Liberating Verizon FiOS using free operating systems

As we prepared to open a new Freedom Technology Center in a rehabilitated site in New Jersey, I came to learn that Verizon was capable of offering fiber service at our location. Officially, they only claim to support those using Microsoft Windows and Mac OS/X with their service. In fact, with a little foreknowledge, you can have installed, activated, and use your FiOS service with an entirely free operating system such as GNU/Linux.

Verizon will run a fiber cable to your home or business, and have it terminate not on a D-mark, but rather on a special optical termination box. This box has both PSTN jacks and an ethernet jack. The ethernet jack they will normally run to a wireless/wired router that they also provide. The router they give you is generally preconfigured as a NAT, and as 192.168.1.x network.

First, of course, you can go in and explore your router. It has a browser interface, which you can find at 192.168.1.1 as you might expect. You may wish to change the default admin account and password. You might also want to change the DHCP range if you want to preserve space for static hosts, setup port forwarding, change the wireless SSID, etc. It appears to use PPOE to establish the initial gateway defaults and then drops the PPOE stack. If so, it should be quite easy, if you never intend to use their future IPTV offering, to substitute it with a Linksys or a PC running GNU/Linux. However, that is left for those wishing to achieve advanced reclamation of their freedom in full.
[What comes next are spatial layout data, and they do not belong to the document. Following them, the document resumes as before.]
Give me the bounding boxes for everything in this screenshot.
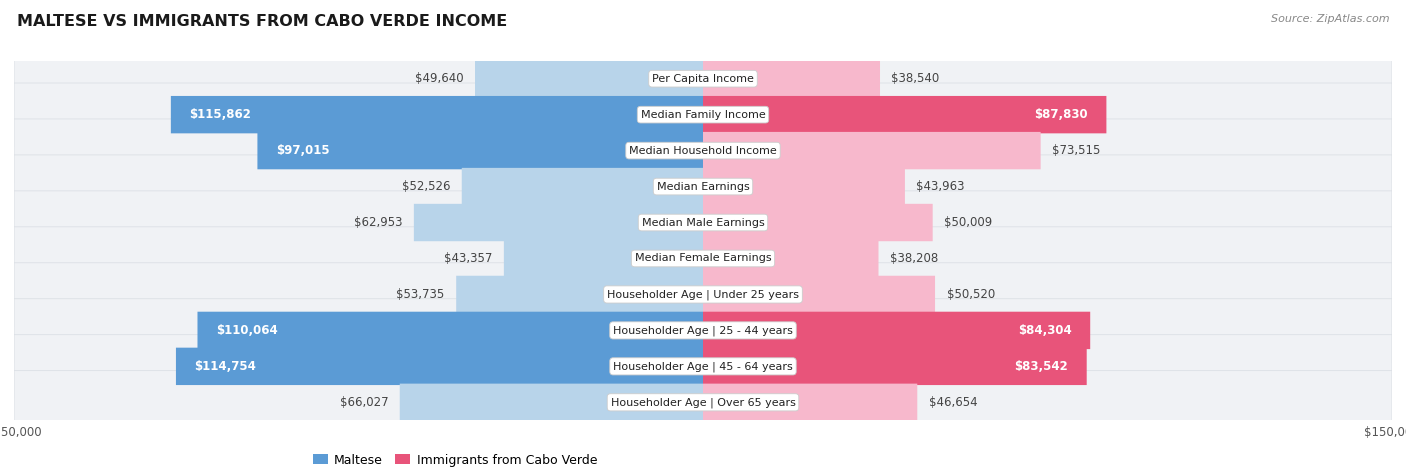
Text: $50,520: $50,520 — [946, 288, 995, 301]
Text: Householder Age | Over 65 years: Householder Age | Over 65 years — [610, 397, 796, 408]
Text: Householder Age | 45 - 64 years: Householder Age | 45 - 64 years — [613, 361, 793, 372]
FancyBboxPatch shape — [14, 335, 1392, 398]
FancyBboxPatch shape — [14, 371, 1392, 434]
FancyBboxPatch shape — [14, 47, 1392, 110]
FancyBboxPatch shape — [14, 227, 1392, 290]
FancyBboxPatch shape — [475, 60, 703, 98]
Text: $83,542: $83,542 — [1015, 360, 1069, 373]
FancyBboxPatch shape — [456, 276, 703, 313]
FancyBboxPatch shape — [503, 240, 703, 277]
Text: Householder Age | Under 25 years: Householder Age | Under 25 years — [607, 289, 799, 300]
Text: Per Capita Income: Per Capita Income — [652, 74, 754, 84]
Text: $52,526: $52,526 — [402, 180, 450, 193]
Legend: Maltese, Immigrants from Cabo Verde: Maltese, Immigrants from Cabo Verde — [308, 449, 602, 467]
Text: Median Family Income: Median Family Income — [641, 110, 765, 120]
FancyBboxPatch shape — [703, 204, 932, 241]
FancyBboxPatch shape — [703, 168, 905, 205]
FancyBboxPatch shape — [703, 276, 935, 313]
Text: $46,654: $46,654 — [929, 396, 977, 409]
Text: $50,009: $50,009 — [945, 216, 993, 229]
Text: $62,953: $62,953 — [354, 216, 402, 229]
FancyBboxPatch shape — [413, 204, 703, 241]
Text: $110,064: $110,064 — [217, 324, 277, 337]
FancyBboxPatch shape — [461, 168, 703, 205]
FancyBboxPatch shape — [176, 347, 703, 385]
Text: Median Earnings: Median Earnings — [657, 182, 749, 191]
Text: $38,208: $38,208 — [890, 252, 938, 265]
Text: $97,015: $97,015 — [276, 144, 329, 157]
Text: $87,830: $87,830 — [1035, 108, 1088, 121]
FancyBboxPatch shape — [703, 60, 880, 98]
FancyBboxPatch shape — [14, 299, 1392, 362]
Text: $49,640: $49,640 — [415, 72, 464, 85]
FancyBboxPatch shape — [172, 96, 703, 134]
FancyBboxPatch shape — [703, 132, 1040, 170]
FancyBboxPatch shape — [703, 347, 1087, 385]
Text: MALTESE VS IMMIGRANTS FROM CABO VERDE INCOME: MALTESE VS IMMIGRANTS FROM CABO VERDE IN… — [17, 14, 508, 29]
FancyBboxPatch shape — [399, 383, 703, 421]
Text: $38,540: $38,540 — [891, 72, 939, 85]
Text: Source: ZipAtlas.com: Source: ZipAtlas.com — [1271, 14, 1389, 24]
Text: $114,754: $114,754 — [194, 360, 256, 373]
FancyBboxPatch shape — [14, 155, 1392, 218]
FancyBboxPatch shape — [257, 132, 703, 170]
FancyBboxPatch shape — [703, 311, 1090, 349]
FancyBboxPatch shape — [703, 240, 879, 277]
FancyBboxPatch shape — [14, 83, 1392, 146]
Text: Median Male Earnings: Median Male Earnings — [641, 218, 765, 227]
Text: $43,963: $43,963 — [917, 180, 965, 193]
FancyBboxPatch shape — [703, 96, 1107, 134]
Text: Median Female Earnings: Median Female Earnings — [634, 254, 772, 263]
Text: $84,304: $84,304 — [1018, 324, 1071, 337]
Text: $53,735: $53,735 — [396, 288, 444, 301]
Text: $43,357: $43,357 — [444, 252, 492, 265]
FancyBboxPatch shape — [703, 383, 917, 421]
FancyBboxPatch shape — [14, 119, 1392, 182]
Text: $66,027: $66,027 — [340, 396, 388, 409]
FancyBboxPatch shape — [197, 311, 703, 349]
Text: $115,862: $115,862 — [190, 108, 252, 121]
FancyBboxPatch shape — [14, 263, 1392, 326]
Text: $73,515: $73,515 — [1052, 144, 1101, 157]
Text: Median Household Income: Median Household Income — [628, 146, 778, 156]
Text: Householder Age | 25 - 44 years: Householder Age | 25 - 44 years — [613, 325, 793, 336]
FancyBboxPatch shape — [14, 191, 1392, 254]
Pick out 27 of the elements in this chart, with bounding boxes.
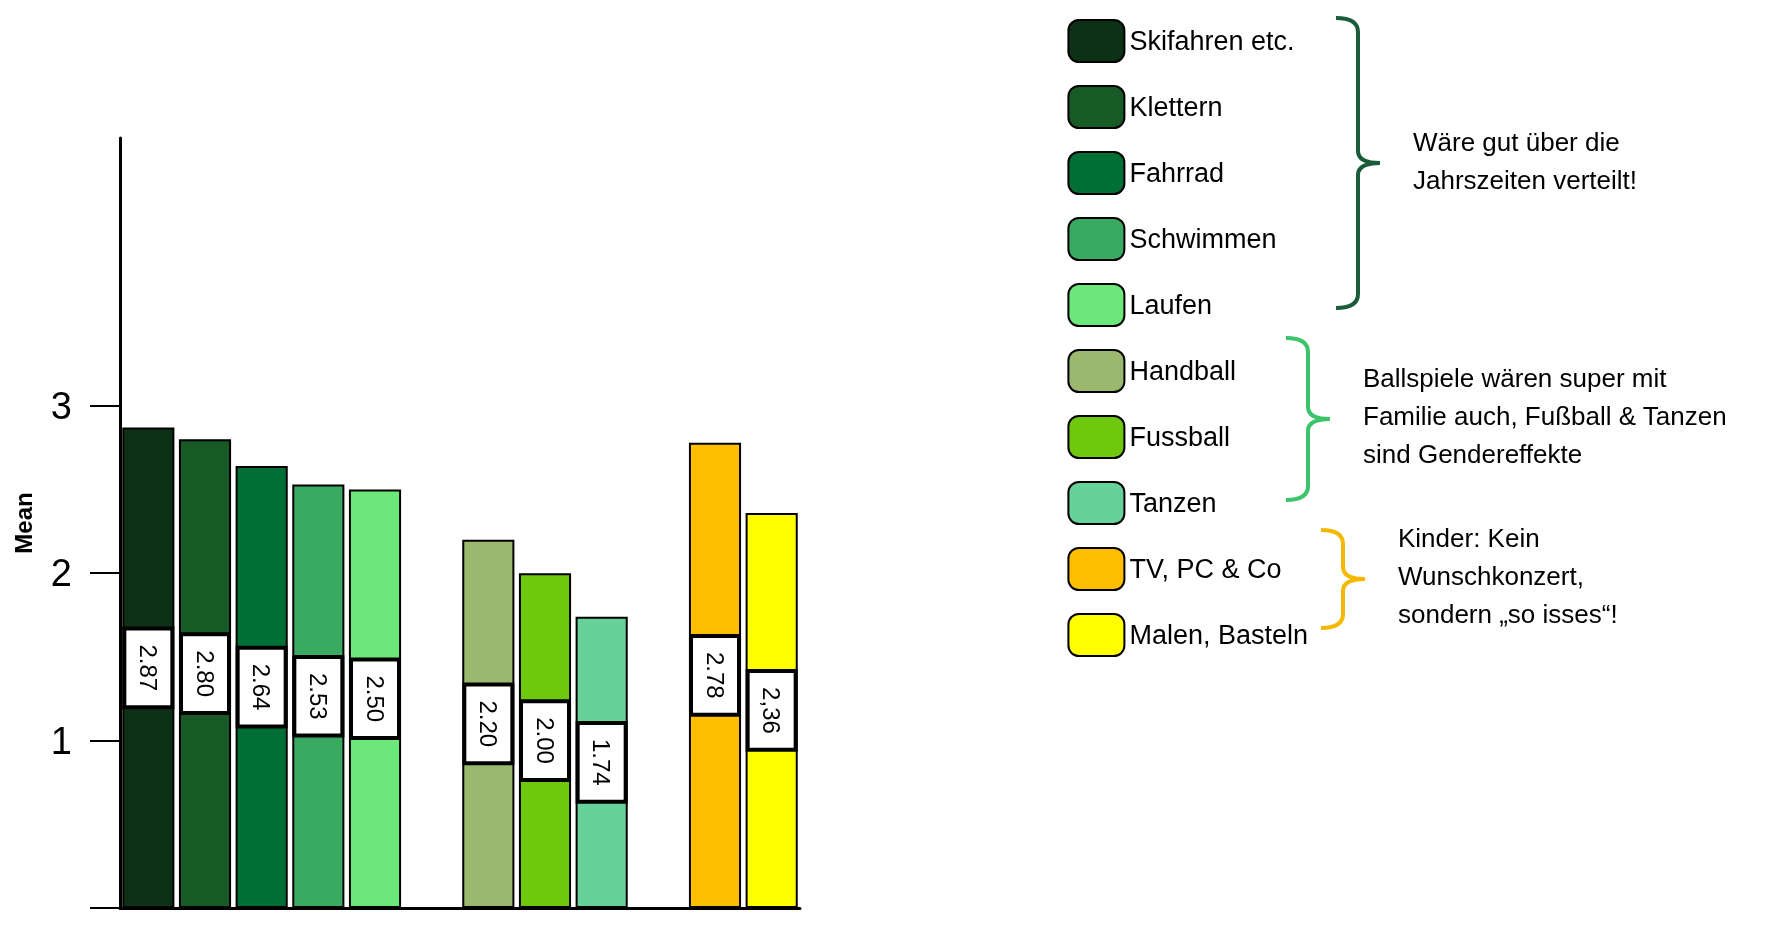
data-label: 2.80 — [191, 650, 219, 698]
legend-label: Schwimmen — [1129, 224, 1277, 254]
y-tick-label: 3 — [50, 384, 72, 427]
data-label: 2.50 — [361, 675, 389, 723]
text: Wäre gut über die Jahrszeiten verteilt! — [1413, 127, 1637, 195]
data-label: 2.78 — [701, 651, 729, 699]
data-label: 2.53 — [304, 672, 332, 720]
data-label: 2.00 — [531, 717, 559, 764]
legend-label: Fahrrad — [1129, 158, 1224, 188]
data-label: 2,36 — [758, 687, 786, 734]
legend-label: Handball — [1129, 356, 1236, 386]
legend-label: Tanzen — [1129, 488, 1217, 518]
data-label: 1.74 — [588, 739, 616, 786]
legend-label: Malen, Basteln — [1129, 620, 1309, 650]
y-axis-title: Mean — [9, 492, 37, 554]
y-tick-label: 1 — [50, 719, 72, 762]
y-tick-label: 2 — [50, 552, 72, 595]
legend-label: Skifahren etc. — [1129, 26, 1295, 56]
data-label: 2.87 — [134, 644, 162, 692]
legend-label: Klettern — [1129, 92, 1223, 122]
data-label: 2.20 — [474, 700, 502, 748]
text: Kinder: Kein Wunschkonzert, sondern „so isses“! — [1398, 523, 1618, 629]
legend-label: Laufen — [1129, 290, 1212, 320]
text: Ballspiele wären super mit Familie auch, Fußball & Tanzen sind Gendereffekte — [1363, 363, 1727, 469]
legend-label: Fussball — [1129, 422, 1230, 452]
legend-label: TV, PC & Co — [1129, 554, 1282, 584]
data-label: 2.64 — [248, 663, 276, 711]
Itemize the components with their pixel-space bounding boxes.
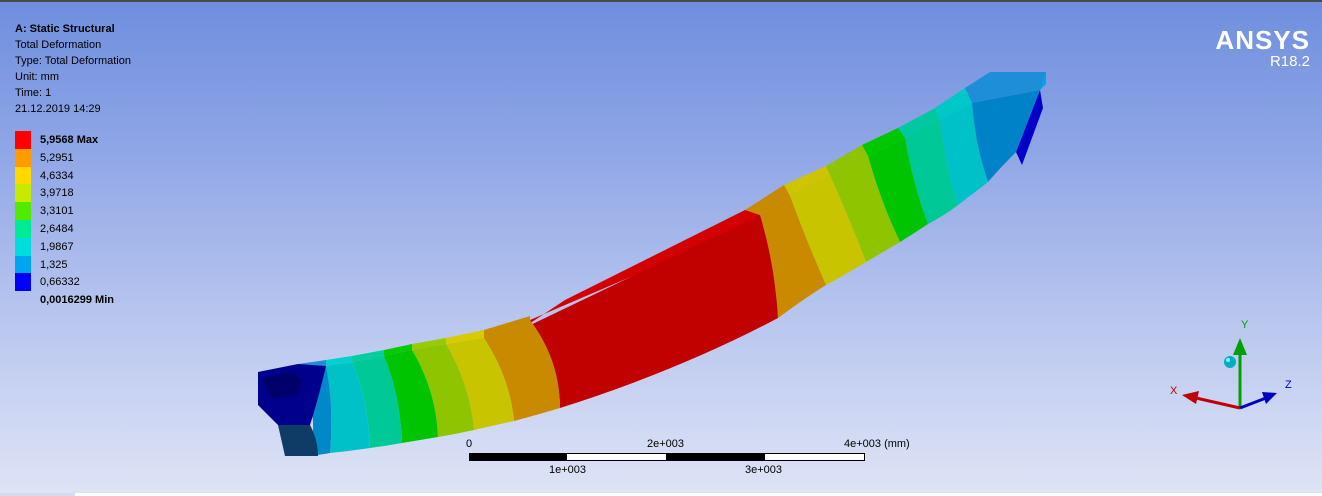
legend-label: 3,3101 [40,205,74,218]
beam-top-lightblue-right [965,72,1046,103]
beam-side-yellow-left [446,338,514,430]
result-name: Total Deformation [15,39,102,51]
scale-label-4e3: 4e+003 (mm) [844,438,910,450]
scale-segment [469,453,567,461]
legend-swatch [15,131,31,149]
legend-label-min: 0,0016299 Min [40,294,114,307]
beam-side-green-left [384,350,438,443]
beam-top-teal-right [898,108,940,138]
beam-side-red [520,215,778,408]
beam-side-green-right [868,138,928,242]
legend-swatch [15,202,31,220]
viewport-bottom-border [75,493,1322,496]
scale-label-2e3: 2e+003 [647,438,685,450]
analysis-title: A: Static Structural [15,23,115,35]
legend-swatch [15,273,31,292]
viewport-bottom-border [0,493,75,496]
legend-label: 3,9718 [40,187,74,200]
brand-name: ANSYS [1215,25,1310,55]
beam-side-yellow-right [790,175,866,285]
legend-swatch [15,255,31,274]
scale-bar: 0 2e+003 4e+003 (mm) 1e+003 3e+003 [466,437,910,477]
legend-swatch [15,184,31,203]
scale-label-0: 0 [466,438,473,450]
scale-label-1e3: 1e+003 [549,464,587,476]
scale-label-3e3: 3e+003 [745,464,783,476]
scale-segment [765,453,865,461]
beam-segment-end-right [1016,90,1043,165]
beam-top-yg-right [826,145,868,175]
brand-version: R18.2 [1269,53,1310,70]
beam-side-teal-right [905,120,958,224]
beam-side-cyan-right [940,103,988,205]
result-unit: Unit: mm [15,71,59,83]
legend-label: 1,325 [40,258,68,271]
beam-side-lightblue-right [972,90,1040,182]
legend-label: 2,6484 [40,222,74,235]
scale-segment [567,453,666,461]
result-datetime: 21.12.2019 14:29 [15,103,101,115]
legend-label: 5,2951 [40,151,74,164]
beam-side-lightblue-left [298,366,332,456]
beam-side-yg-right [830,156,900,262]
result-time: Time: 1 [15,87,52,99]
beam-side-teal-left [352,356,402,448]
beam-side-orange-left [484,320,560,421]
legend-swatch [15,219,31,238]
beam-side-yg-left [412,344,474,437]
beam-top-yellow-right [784,166,830,196]
beam-top-cyan-right [935,88,972,120]
legend-swatch [15,148,31,167]
beam-top-orange-right [745,185,790,215]
legend-label: 1,9867 [40,240,74,253]
beam-top-green-right [862,128,905,156]
scale-segment [666,453,765,461]
beam-side-orange-right [760,196,826,318]
legend-label: 4,6334 [40,169,74,182]
legend-label-max: 5,9568 Max [40,134,99,146]
beam-top-red [520,210,760,330]
legend-label: 0,66332 [40,276,80,289]
viewport-top-border [0,0,1322,2]
beam-side-cyan-left [326,362,370,453]
legend-swatch [15,166,31,185]
ansys-logo: ANSYS R18.2 [1215,26,1310,70]
legend-swatch [15,237,31,256]
result-type: Type: Total Deformation [15,55,131,67]
result-info: A: Static Structural Total Deformation T… [15,21,131,117]
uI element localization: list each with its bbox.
Let's cover getting you activated.

When the service comes up, it is immediately running. You can hook up your GNU/Linux PC, get a DHCP address from their router, and immediately connect to the outside world. However, the service will not stay running for very long until it is "officially" activated. For this step, the installation technician is given a "script" to follow to activate your first computer, and the first thing he will ask you to do is run your antivirus software and then establish a "system restore point". Rather amusingly, he will do this even when presented with a Mac (so woe even to the "officially supported" Mac user...), let alone a machine running GNU/Linux. Your immediate job then is to retrain your installation technician.

The real meat of the "activation" process is a software package Verizon provides. This ugly little Windows binary only package of applications will desire to do things like install Outlook address books, bookmarks, Yahoo! toolbars, MSN (being a service so poor, I gather, the only way they can get users is bundling it with other things for free), and who knows what else. I am told there is an option to disable/reduce the junk that it installs. However, it also includes a Microsoft Windows executable that does the service activation. I have no idea if it runs on wine offhand, nor do we need to worry.

What of the Mac OS/X user they also "officially" support, you may ask? For them, they offer a downloadable disk image file that also includes a binary activation program, and that offers some other things you can install. So how do you then activate service without a proprietary operating system?

It is actually very easy. The installation technician also has an access code for a special verizon web site. They have this backdoor method and often have to use it because the proprietary activation software "freezes", or so I have gathered. If you have firefox (khtml on konquerer will not do it) fired up on your newly installed FiOS service, then your installation technician can simply log into this "fsc" website (I forgot the exact url he used), and "activate" your service for you. No junk gets downloaded. No proprietary operating system is required or used. You can then share the bandwidth in freedom.